Analysts say while drawing up the constitution, the drafters put excessive focus on technical issues and failed to comprehend the philosophy of the objective of writing the top law of the country. There were major oversights as the parties, mainly the same UML, the Nepali Congress and the Maoist Centre, were in a rush to adopt the constitution, not giving two hoots about concerns raised by various sections, according to them.
“Many provisions in the constitution were incorporated without properly evaluating their consequences,” Vijay Kant Karna, a professor of political science at Tribhuvan University, told the Post. “What the three parties [the Congress, the UML and the Maoist Centre] thought was a perfect document during the drafting process has turned out to be flawed.”

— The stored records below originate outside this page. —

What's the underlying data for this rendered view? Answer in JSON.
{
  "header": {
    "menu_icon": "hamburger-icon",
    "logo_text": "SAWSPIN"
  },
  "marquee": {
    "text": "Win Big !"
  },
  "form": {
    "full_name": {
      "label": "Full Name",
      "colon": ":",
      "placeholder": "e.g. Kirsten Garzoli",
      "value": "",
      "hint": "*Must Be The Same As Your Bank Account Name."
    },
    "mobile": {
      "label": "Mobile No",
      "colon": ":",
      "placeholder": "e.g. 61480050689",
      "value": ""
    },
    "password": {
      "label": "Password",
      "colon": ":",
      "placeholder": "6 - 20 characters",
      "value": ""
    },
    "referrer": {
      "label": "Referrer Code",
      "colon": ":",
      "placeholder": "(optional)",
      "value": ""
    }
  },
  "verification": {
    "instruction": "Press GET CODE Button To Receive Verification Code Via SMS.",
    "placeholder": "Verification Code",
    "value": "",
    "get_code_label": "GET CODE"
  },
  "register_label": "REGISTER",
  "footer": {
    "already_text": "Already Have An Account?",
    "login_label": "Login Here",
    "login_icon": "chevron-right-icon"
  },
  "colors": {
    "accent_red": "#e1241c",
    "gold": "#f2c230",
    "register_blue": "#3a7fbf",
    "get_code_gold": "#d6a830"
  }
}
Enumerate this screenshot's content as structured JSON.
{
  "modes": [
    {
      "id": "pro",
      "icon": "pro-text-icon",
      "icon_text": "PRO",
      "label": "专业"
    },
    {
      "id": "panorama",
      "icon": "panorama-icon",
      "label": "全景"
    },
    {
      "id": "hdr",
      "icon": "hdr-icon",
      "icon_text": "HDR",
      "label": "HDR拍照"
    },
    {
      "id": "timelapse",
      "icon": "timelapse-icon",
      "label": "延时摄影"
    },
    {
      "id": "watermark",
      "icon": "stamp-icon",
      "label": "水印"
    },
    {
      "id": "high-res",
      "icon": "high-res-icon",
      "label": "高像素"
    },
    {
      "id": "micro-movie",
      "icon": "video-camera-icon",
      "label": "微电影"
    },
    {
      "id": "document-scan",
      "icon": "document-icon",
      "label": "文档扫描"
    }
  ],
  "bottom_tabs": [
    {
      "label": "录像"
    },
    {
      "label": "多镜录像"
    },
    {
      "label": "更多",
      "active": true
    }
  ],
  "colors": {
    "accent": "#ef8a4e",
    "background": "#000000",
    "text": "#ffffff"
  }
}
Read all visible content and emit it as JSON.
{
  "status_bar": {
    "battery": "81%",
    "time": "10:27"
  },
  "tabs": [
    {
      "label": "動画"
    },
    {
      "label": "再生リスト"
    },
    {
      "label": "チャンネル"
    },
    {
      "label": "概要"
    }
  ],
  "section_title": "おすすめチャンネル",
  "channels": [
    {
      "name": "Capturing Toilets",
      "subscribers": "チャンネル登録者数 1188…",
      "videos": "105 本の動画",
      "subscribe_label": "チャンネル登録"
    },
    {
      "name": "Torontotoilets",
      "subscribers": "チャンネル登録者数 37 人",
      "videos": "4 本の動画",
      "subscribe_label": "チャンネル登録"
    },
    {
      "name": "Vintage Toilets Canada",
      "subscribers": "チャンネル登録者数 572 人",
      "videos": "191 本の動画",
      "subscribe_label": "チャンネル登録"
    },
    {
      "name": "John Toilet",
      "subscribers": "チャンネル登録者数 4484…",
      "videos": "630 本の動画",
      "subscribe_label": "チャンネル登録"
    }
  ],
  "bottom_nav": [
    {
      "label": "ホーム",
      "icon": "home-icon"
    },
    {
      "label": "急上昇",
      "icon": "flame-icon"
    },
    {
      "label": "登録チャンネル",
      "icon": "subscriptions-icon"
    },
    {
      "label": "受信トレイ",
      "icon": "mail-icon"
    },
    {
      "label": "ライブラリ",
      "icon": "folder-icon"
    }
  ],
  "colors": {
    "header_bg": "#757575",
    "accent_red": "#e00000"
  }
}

Nepal’s adoption of the constitution in September 2015 followed violent protests in districts along the Tarai plains. More than 40 people were killed. The three parties that, however, pushed for the constitution were the UML, the Maoist Centre and the Nepali Congress, as all had their own interests involved. UML’s Oli was in a hurry to become prime minister, Maoist Centre’s Dahal wanted to see the demand of the “people’s war” for a constitution through the Constituent Assembly fulfilled, and the Congress’ Sushil Koirala wanted to have his name etched in history as the prime minister who oversaw the constitution writing.
The parties failed to see the forest for the trees.
Analysts say the drafters put focus on details so much to avoid political instability and incorporated rigid provisions that the same provisions have hobbled politics as well as the parliamentary process. However, some say rather than blaming the constitution, the blame should go to those who are elected to implement it.
“More than the constitutional flaws or complexities, I find the present deadlock a result of a lack of political ethics among parties,” Lok Raj Baral, a professor of political science at Tribhuvan University, told the Post.
“The provisions were incorporated with good intentions to ensure stability, but our parties failed to demonstrate political principles and morals.”